Which seems pretty odd to me... Maybe these aren't actually xi_coordinates and they get turned into something more reasonable by scaling with the weighting terms eventually? Will keep investigating.

chrispbradley commented 6 years ago

No, they do not seem correct. I recently went over those Gauss points and weights and though that I had corrected those bugs. However, I've just gone back to the paper for triangles with order 3 alpha1 is 25.0??? This can't be correct as all the coordinates should be within the triangle???

chrispbradley commented 6 years ago

It is a little hard to tell if they are talking about a Lobotto scheme or not but Equation (38) of the paper defines alpha as 2/(n+2) which would give 2/5 rather than 25? It also gives the correct w_alpha of (n+2)^2/4n(n+1) or 25/48. However it gives w_c as -n^2/n(n+1) which would be -9/12 and not -9/16 from table 3? Typos in the paper? Could try changing the alpha and w_c and see if it works?

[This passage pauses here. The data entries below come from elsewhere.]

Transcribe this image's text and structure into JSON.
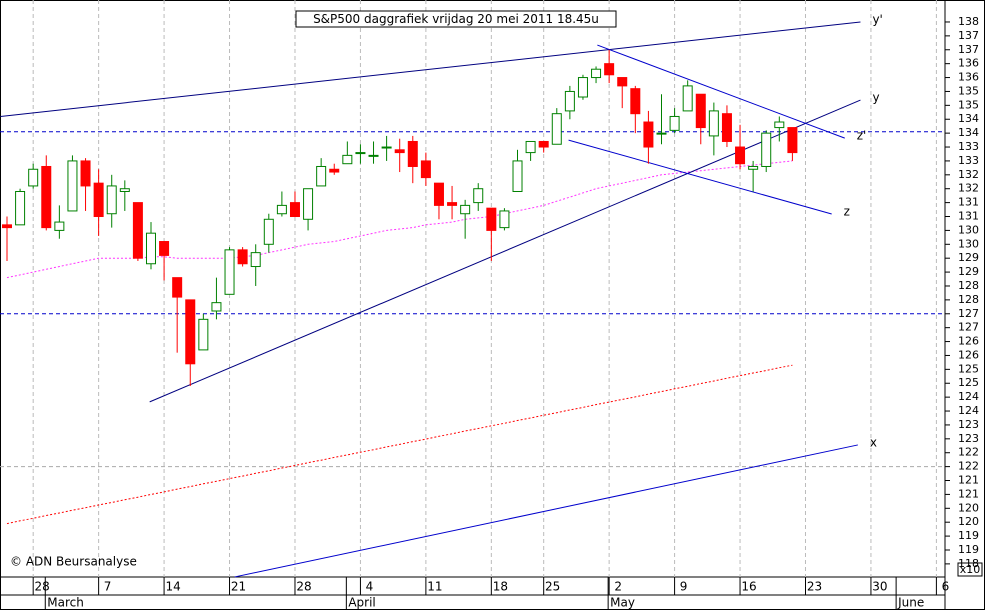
{
  "chart_data": {
    "type": "candlestick",
    "title": "S&P500 daggrafiek vrijdag 20 mei 2011 18.45u",
    "copyright": "© ADN Beursanalyse",
    "unit_label": "x10",
    "categories": [
      null,
      null,
      "28",
      null,
      null,
      null,
      null,
      "7",
      null,
      null,
      null,
      null,
      "14",
      null,
      null,
      null,
      null,
      "21",
      null,
      null,
      null,
      null,
      "28",
      null,
      null,
      null,
      null,
      "4",
      null,
      null,
      null,
      null,
      "11",
      null,
      null,
      null,
      null,
      "18",
      null,
      null,
      null,
      "25",
      null,
      null,
      null,
      null,
      "2",
      null,
      null,
      null,
      null,
      "9",
      null,
      null,
      null,
      null,
      "16",
      null,
      null,
      null,
      null,
      "23",
      null,
      null,
      null,
      null,
      "30",
      null,
      null,
      null,
      null,
      "6"
    ],
    "months": [
      "March",
      "April",
      "May",
      "June"
    ],
    "open": [
      130.7,
      130.7,
      132.1,
      132.8,
      130.5,
      131.2,
      133.0,
      132.2,
      131.1,
      131.9,
      131.5,
      129.3,
      130.1,
      128.8,
      128.0,
      126.2,
      127.6,
      128.2,
      129.8,
      129.2,
      130.0,
      131.1,
      131.5,
      130.9,
      132.1,
      132.7,
      132.9,
      133.3,
      133.2,
      133.5,
      133.4,
      133.7,
      133.0,
      132.2,
      131.5,
      131.1,
      131.5,
      131.3,
      130.6,
      131.9,
      133.3,
      133.7,
      133.6,
      134.8,
      135.3,
      136.0,
      136.5,
      136.0,
      135.6,
      134.4,
      134.0,
      134.1,
      134.8,
      135.4,
      133.9,
      134.7,
      133.5,
      132.7,
      132.8,
      134.2,
      134.2,
      null,
      null,
      null,
      null,
      null,
      null,
      null,
      null,
      null,
      null,
      null
    ],
    "high": [
      131.0,
      132.0,
      132.9,
      133.2,
      131.4,
      133.2,
      133.1,
      132.7,
      132.5,
      132.3,
      131.5,
      130.8,
      130.1,
      128.8,
      128.0,
      127.5,
      128.8,
      129.9,
      129.9,
      130.0,
      131.1,
      131.9,
      131.9,
      132.0,
      133.1,
      132.9,
      133.7,
      133.6,
      133.7,
      133.9,
      133.8,
      133.9,
      133.3,
      132.2,
      132.1,
      131.6,
      132.2,
      131.3,
      131.3,
      133.4,
      133.7,
      133.7,
      134.9,
      135.7,
      136.1,
      136.4,
      137.0,
      136.0,
      135.7,
      134.8,
      135.4,
      134.9,
      135.9,
      135.4,
      135.1,
      135.0,
      134.3,
      133.0,
      134.1,
      134.6,
      134.2,
      null,
      null,
      null,
      null,
      null,
      null,
      null,
      null,
      null,
      null,
      null
    ],
    "low": [
      129.4,
      130.7,
      132.0,
      130.5,
      130.2,
      131.2,
      131.2,
      130.3,
      130.6,
      131.2,
      129.4,
      129.1,
      128.7,
      126.1,
      124.9,
      126.2,
      127.3,
      128.2,
      129.2,
      128.5,
      129.7,
      131.0,
      131.0,
      130.5,
      132.1,
      132.5,
      132.9,
      132.9,
      132.9,
      133.0,
      132.6,
      132.2,
      132.1,
      130.9,
      130.9,
      130.2,
      131.2,
      129.4,
      130.5,
      131.9,
      133.0,
      133.3,
      133.6,
      134.5,
      135.2,
      135.8,
      135.8,
      134.9,
      134.0,
      132.9,
      133.6,
      134.0,
      134.8,
      133.6,
      133.2,
      133.5,
      132.7,
      131.9,
      132.6,
      133.7,
      133.0,
      null,
      null,
      null,
      null,
      null,
      null,
      null,
      null,
      null,
      null,
      null
    ],
    "close": [
      130.6,
      131.9,
      132.7,
      130.6,
      130.8,
      133.0,
      132.1,
      131.0,
      132.1,
      132.0,
      129.5,
      130.4,
      129.6,
      128.1,
      125.7,
      127.3,
      127.9,
      129.8,
      129.3,
      129.7,
      130.9,
      131.4,
      131.0,
      132.0,
      132.8,
      132.6,
      133.2,
      133.3,
      133.2,
      133.5,
      133.3,
      132.8,
      132.4,
      131.4,
      131.4,
      131.4,
      132.0,
      130.5,
      131.2,
      133.0,
      133.7,
      133.5,
      134.7,
      135.5,
      136.0,
      136.3,
      136.1,
      135.7,
      134.7,
      133.5,
      134.0,
      134.6,
      135.7,
      134.2,
      134.8,
      133.7,
      132.9,
      132.8,
      134.0,
      134.4,
      133.3,
      null,
      null,
      null,
      null,
      null,
      null,
      null,
      null,
      null,
      null,
      null
    ],
    "up_color": "#008000",
    "down_color": "#ff0000",
    "lines": [
      {
        "color": "#ff33ff",
        "values": [
          128.8,
          128.9,
          129.0,
          129.1,
          129.2,
          129.3,
          129.4,
          129.5,
          129.5,
          129.5,
          129.5,
          129.55,
          129.55,
          129.5,
          129.5,
          129.5,
          129.5,
          129.5,
          129.55,
          129.6,
          129.7,
          129.8,
          129.9,
          130.0,
          130.05,
          130.1,
          130.2,
          130.3,
          130.4,
          130.5,
          130.55,
          130.6,
          130.7,
          130.75,
          130.8,
          130.9,
          130.95,
          131.0,
          131.1,
          131.2,
          131.3,
          131.4,
          131.55,
          131.7,
          131.85,
          132.0,
          132.1,
          132.2,
          132.3,
          132.4,
          132.5,
          132.55,
          132.6,
          132.65,
          132.7,
          132.75,
          132.8,
          132.85,
          132.9,
          132.95,
          133.0,
          null,
          null,
          null,
          null,
          null,
          null,
          null,
          null,
          null,
          null,
          null
        ]
      },
      {
        "color": "#ff0000",
        "values": [
          119.95,
          120.05,
          120.14,
          120.24,
          120.33,
          120.43,
          120.52,
          120.62,
          120.71,
          120.81,
          120.9,
          121.0,
          121.09,
          121.19,
          121.28,
          121.38,
          121.47,
          121.57,
          121.66,
          121.76,
          121.85,
          121.95,
          122.04,
          122.14,
          122.23,
          122.33,
          122.42,
          122.52,
          122.61,
          122.71,
          122.8,
          122.9,
          122.99,
          123.09,
          123.18,
          123.28,
          123.37,
          123.47,
          123.56,
          123.66,
          123.75,
          123.85,
          123.94,
          124.04,
          124.13,
          124.23,
          124.32,
          124.42,
          124.51,
          124.61,
          124.7,
          124.8,
          124.89,
          124.99,
          125.08,
          125.18,
          125.27,
          125.37,
          125.46,
          125.56,
          125.65,
          null,
          null,
          null,
          null,
          null,
          null,
          null,
          null,
          null,
          null,
          null
        ]
      }
    ],
    "trendlines": [
      {
        "name": "y'",
        "color": "#000080",
        "x": [
          -0.5,
          65.2
        ],
        "y": [
          134.6,
          138.0
        ]
      },
      {
        "name": "y",
        "color": "#000080",
        "x": [
          10.9,
          65.2
        ],
        "y": [
          124.33,
          135.19
        ]
      },
      {
        "name": "z'",
        "color": "#0000cc",
        "x": [
          45.1,
          64.0
        ],
        "y": [
          137.17,
          133.82
        ]
      },
      {
        "name": "z",
        "color": "#0000cc",
        "x": [
          42.9,
          63.0
        ],
        "y": [
          133.75,
          131.09
        ]
      },
      {
        "name": "x",
        "color": "#0000cc",
        "x": [
          17.4,
          65.0
        ],
        "y": [
          118.03,
          122.78
        ]
      }
    ],
    "hlines": [
      134.05,
      127.5
    ],
    "hline_color": "#0000cc",
    "ylim": [
      118.1,
      138.6
    ],
    "yticks": [
      138,
      {
        "value": 137.5,
        "label": "137"
      },
      137,
      {
        "value": 136.5,
        "label": "136"
      },
      136,
      {
        "value": 135.5,
        "label": "135"
      },
      135,
      {
        "value": 134.5,
        "label": "134"
      },
      134,
      {
        "value": 133.5,
        "label": "133"
      },
      133,
      {
        "value": 132.5,
        "label": "132"
      },
      132,
      {
        "value": 131.5,
        "label": "131"
      },
      131,
      {
        "value": 130.5,
        "label": "130"
      },
      130,
      {
        "value": 129.5,
        "label": "129"
      },
      129,
      {
        "value": 128.5,
        "label": "128"
      },
      128,
      {
        "value": 127.5,
        "label": "127"
      },
      127,
      {
        "value": 126.5,
        "label": "126"
      },
      126,
      {
        "value": 125.5,
        "label": "125"
      },
      125,
      {
        "value": 124.5,
        "label": "124"
      },
      124,
      {
        "value": 123.5,
        "label": "123"
      },
      123,
      {
        "value": 122.5,
        "label": "122"
      },
      122,
      {
        "value": 121.5,
        "label": "121"
      },
      121,
      {
        "value": 120.5,
        "label": "120"
      },
      120,
      {
        "value": 119.5,
        "label": "119"
      },
      119,
      {
        "value": 118.5,
        "label": "118"
      }
    ],
    "grid": true
  }
}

dladd commented 6 years ago

Thanks @chrispbradley- that does sound worth a try. Does the area-to-xi coordinate conversion throwing out the last component seem right to you?

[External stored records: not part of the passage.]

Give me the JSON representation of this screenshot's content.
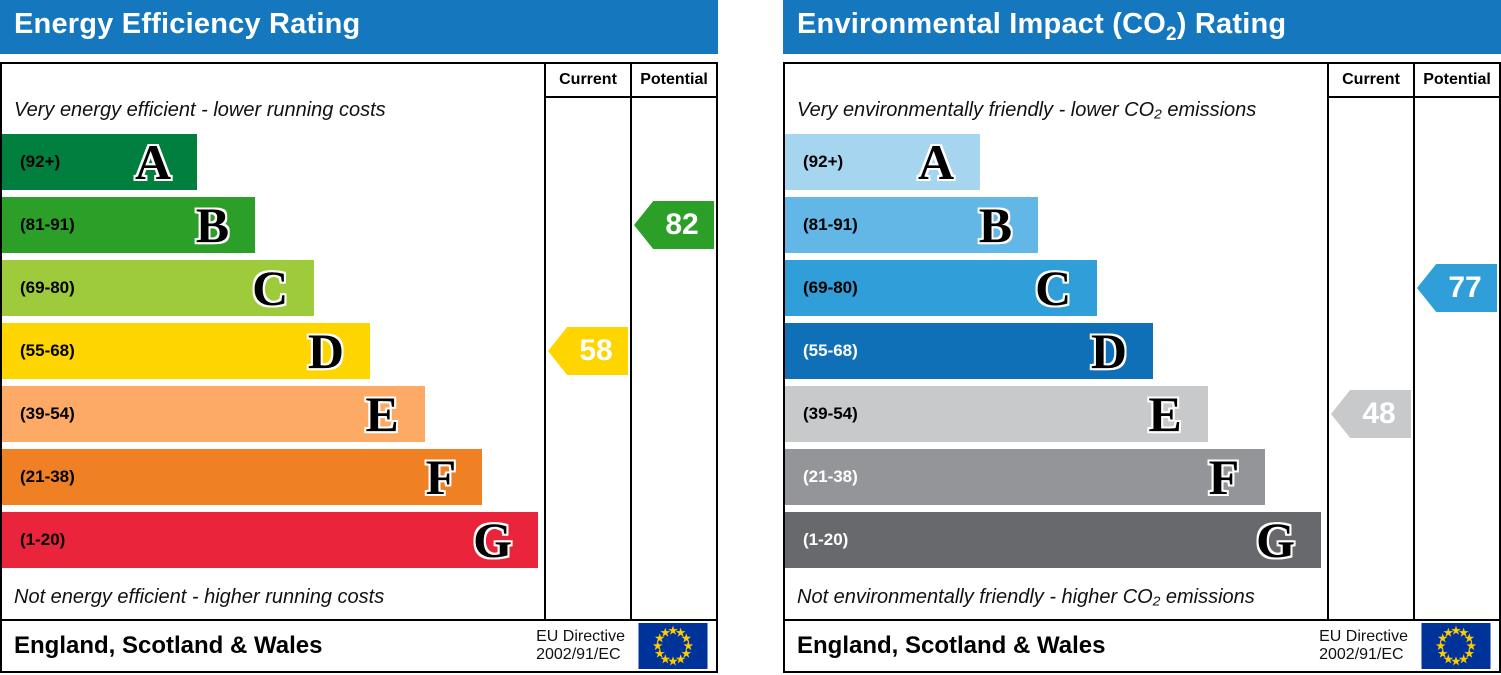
{
  "colors": {
    "header_bg": "#1577bd",
    "header_text": "#ffffff",
    "border": "#000000",
    "eu_flag_blue": "#003399",
    "eu_flag_stars": "#ffcc00"
  },
  "panels": [
    {
      "id": "energy-efficiency",
      "title_prefix": "Energy Efficiency Rating",
      "title_sub": "",
      "title_suffix": "",
      "columns": {
        "current": "Current",
        "potential": "Potential"
      },
      "top_caption": "Very energy efficient - lower running costs",
      "bottom_caption": "Not energy efficient - higher running costs",
      "bands": [
        {
          "letter": "A",
          "range": "(92+)",
          "color": "#007f3e",
          "range_color": "#000000",
          "width_pct": 36.0
        },
        {
          "letter": "B",
          "range": "(81-91)",
          "color": "#2c9f29",
          "range_color": "#000000",
          "width_pct": 46.7
        },
        {
          "letter": "C",
          "range": "(69-80)",
          "color": "#9dcb3c",
          "range_color": "#000000",
          "width_pct": 57.6
        },
        {
          "letter": "D",
          "range": "(55-68)",
          "color": "#ffd500",
          "range_color": "#000000",
          "width_pct": 67.9
        },
        {
          "letter": "E",
          "range": "(39-54)",
          "color": "#fcaa65",
          "range_color": "#000000",
          "width_pct": 78.0
        },
        {
          "letter": "F",
          "range": "(21-38)",
          "color": "#ef8023",
          "range_color": "#000000",
          "width_pct": 88.6
        },
        {
          "letter": "G",
          "range": "(1-20)",
          "color": "#e9243b",
          "range_color": "#000000",
          "width_pct": 98.9
        }
      ],
      "current": {
        "value": "58",
        "band_index": 3,
        "color": "#ffd500"
      },
      "potential": {
        "value": "82",
        "band_index": 1,
        "color": "#2c9f29"
      },
      "footer": {
        "region": "England, Scotland & Wales",
        "directive_line1": "EU Directive",
        "directive_line2": "2002/91/EC"
      }
    },
    {
      "id": "environmental-impact",
      "title_prefix": "Environmental Impact (CO",
      "title_sub": "2",
      "title_suffix": ") Rating",
      "columns": {
        "current": "Current",
        "potential": "Potential"
      },
      "top_caption": "Very environmentally friendly - lower CO₂ emissions",
      "bottom_caption": "Not environmentally friendly - higher CO₂ emissions",
      "bands": [
        {
          "letter": "A",
          "range": "(92+)",
          "color": "#a6d5ef",
          "range_color": "#000000",
          "width_pct": 36.0
        },
        {
          "letter": "B",
          "range": "(81-91)",
          "color": "#63b7e6",
          "range_color": "#000000",
          "width_pct": 46.7
        },
        {
          "letter": "C",
          "range": "(69-80)",
          "color": "#2f9ed9",
          "range_color": "#000000",
          "width_pct": 57.6
        },
        {
          "letter": "D",
          "range": "(55-68)",
          "color": "#0f70b8",
          "range_color": "#ffffff",
          "width_pct": 67.9
        },
        {
          "letter": "E",
          "range": "(39-54)",
          "color": "#c8c9cb",
          "range_color": "#000000",
          "width_pct": 78.0
        },
        {
          "letter": "F",
          "range": "(21-38)",
          "color": "#949599",
          "range_color": "#ffffff",
          "width_pct": 88.6
        },
        {
          "letter": "G",
          "range": "(1-20)",
          "color": "#68696d",
          "range_color": "#ffffff",
          "width_pct": 98.9
        }
      ],
      "current": {
        "value": "48",
        "band_index": 4,
        "color": "#c8c9cb"
      },
      "potential": {
        "value": "77",
        "band_index": 2,
        "color": "#2f9ed9"
      },
      "footer": {
        "region": "England, Scotland & Wales",
        "directive_line1": "EU Directive",
        "directive_line2": "2002/91/EC"
      }
    }
  ],
  "chart_data": [
    {
      "type": "bar",
      "title": "Energy Efficiency Rating",
      "categories": [
        "A (92+)",
        "B (81-91)",
        "C (69-80)",
        "D (55-68)",
        "E (39-54)",
        "F (21-38)",
        "G (1-20)"
      ],
      "values": [
        36.0,
        46.7,
        57.6,
        67.9,
        78.0,
        88.6,
        98.9
      ],
      "values_note": "band bar lengths as percent of scale width",
      "current": 58,
      "current_band": "D",
      "potential": 82,
      "potential_band": "B",
      "top_note": "Very energy efficient - lower running costs",
      "bottom_note": "Not energy efficient - higher running costs",
      "columns": [
        "Current",
        "Potential"
      ],
      "region": "England, Scotland & Wales",
      "directive": "EU Directive 2002/91/EC"
    },
    {
      "type": "bar",
      "title": "Environmental Impact (CO₂) Rating",
      "categories": [
        "A (92+)",
        "B (81-91)",
        "C (69-80)",
        "D (55-68)",
        "E (39-54)",
        "F (21-38)",
        "G (1-20)"
      ],
      "values": [
        36.0,
        46.7,
        57.6,
        67.9,
        78.0,
        88.6,
        98.9
      ],
      "values_note": "band bar lengths as percent of scale width",
      "current": 48,
      "current_band": "E",
      "potential": 77,
      "potential_band": "C",
      "top_note": "Very environmentally friendly - lower CO₂ emissions",
      "bottom_note": "Not environmentally friendly - higher CO₂ emissions",
      "columns": [
        "Current",
        "Potential"
      ],
      "region": "England, Scotland & Wales",
      "directive": "EU Directive 2002/91/EC"
    }
  ]
}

Also, is the xi orientation for simplices similar to this figure in the documentation? If so I would think even xi_c = (2/3, 2/3) or (1, 1/2) could be placed outside of a triangle.

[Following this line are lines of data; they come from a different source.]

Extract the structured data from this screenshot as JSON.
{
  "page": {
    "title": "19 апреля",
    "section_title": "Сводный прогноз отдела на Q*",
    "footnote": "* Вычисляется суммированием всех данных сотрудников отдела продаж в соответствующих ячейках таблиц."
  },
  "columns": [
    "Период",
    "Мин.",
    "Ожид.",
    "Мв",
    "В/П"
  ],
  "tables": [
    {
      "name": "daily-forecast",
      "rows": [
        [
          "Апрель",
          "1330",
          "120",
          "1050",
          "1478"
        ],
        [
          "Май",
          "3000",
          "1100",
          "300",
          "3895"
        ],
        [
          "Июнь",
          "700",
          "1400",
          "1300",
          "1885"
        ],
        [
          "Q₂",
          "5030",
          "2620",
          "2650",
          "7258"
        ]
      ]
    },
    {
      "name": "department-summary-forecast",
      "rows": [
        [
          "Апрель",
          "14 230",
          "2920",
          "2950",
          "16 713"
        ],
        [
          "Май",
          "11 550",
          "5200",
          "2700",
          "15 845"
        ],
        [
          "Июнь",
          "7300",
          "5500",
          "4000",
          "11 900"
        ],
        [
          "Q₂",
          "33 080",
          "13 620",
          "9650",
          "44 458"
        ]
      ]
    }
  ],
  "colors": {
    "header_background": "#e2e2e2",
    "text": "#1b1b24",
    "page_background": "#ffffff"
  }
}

chrispbradley commented 6 years ago

Hi @dladd, yes, area coordinates have a redundancy (they sum to a certain value). The Gauss points are stored as xi points (so that the number of xi's are consistent between quads and tets) and thus the 4 area coordinates are converted to 3 xi coordinates. The figure you link to is orientation that cmgui uses. We use the Zienkiewicz orientation e.g., https://github.com/OpenCMISS/documentation/blob/develop/notes/OpenCMISSNotes/svgs/BasisFunctions/lineartriangle.svg https://github.com/OpenCMISS/documentation/blob/develop/notes/OpenCMISSNotes/svgs/BasisFunctions/lineartetrahedron.svg https://github.com/OpenCMISS/documentation/blob/develop/notes/OpenCMISSNotes/svgs/BasisFunctions/quadratictriangle.svg https://github.com/OpenCMISS/documentation/blob/develop/notes/OpenCMISSNotes/svgs/BasisFunctions/quadratictetrahedron.svg https://github.com/OpenCMISS/documentation/blob/develop/notes/OpenCMISSNotes/svgs/BasisFunctions/cubictriangle.svg https://github.com/OpenCMISS/documentation/blob/develop/notes/OpenCMISSNotes/svgs/BasisFunctions/cubictetrahedron.svg

dladd commented 6 years ago

Thanks @chrispbradley - that's fair enough re: the area-to-xi. On the xi orientation side what I am worried about is something like: simplex_quads

dladd commented 6 years ago

Sorry that shouldn't actually happen- thinking about simplicies is messing with my head...

dladd commented 6 years ago

Bugfix pull #158 adjusts alpha and w as @chrispbradley suggested above. With those changes, the "2D Simplex, default basis settings: QO = 3" case in my example now converges in 5 iterations (previously 29) at a 10x10 element resolution and 12 iterations (previously 172) at 50x50.

I have also now gone through and sanity checked the computed xi coordinate locations for simplicies (lines, triangles, and tets) for orders 2 through 5 (spreadsheet here for the curious). Looks like order=3 triangles was the only obvious issue- the rest are at least placed with xi coords between 0 and 1 with no repeats.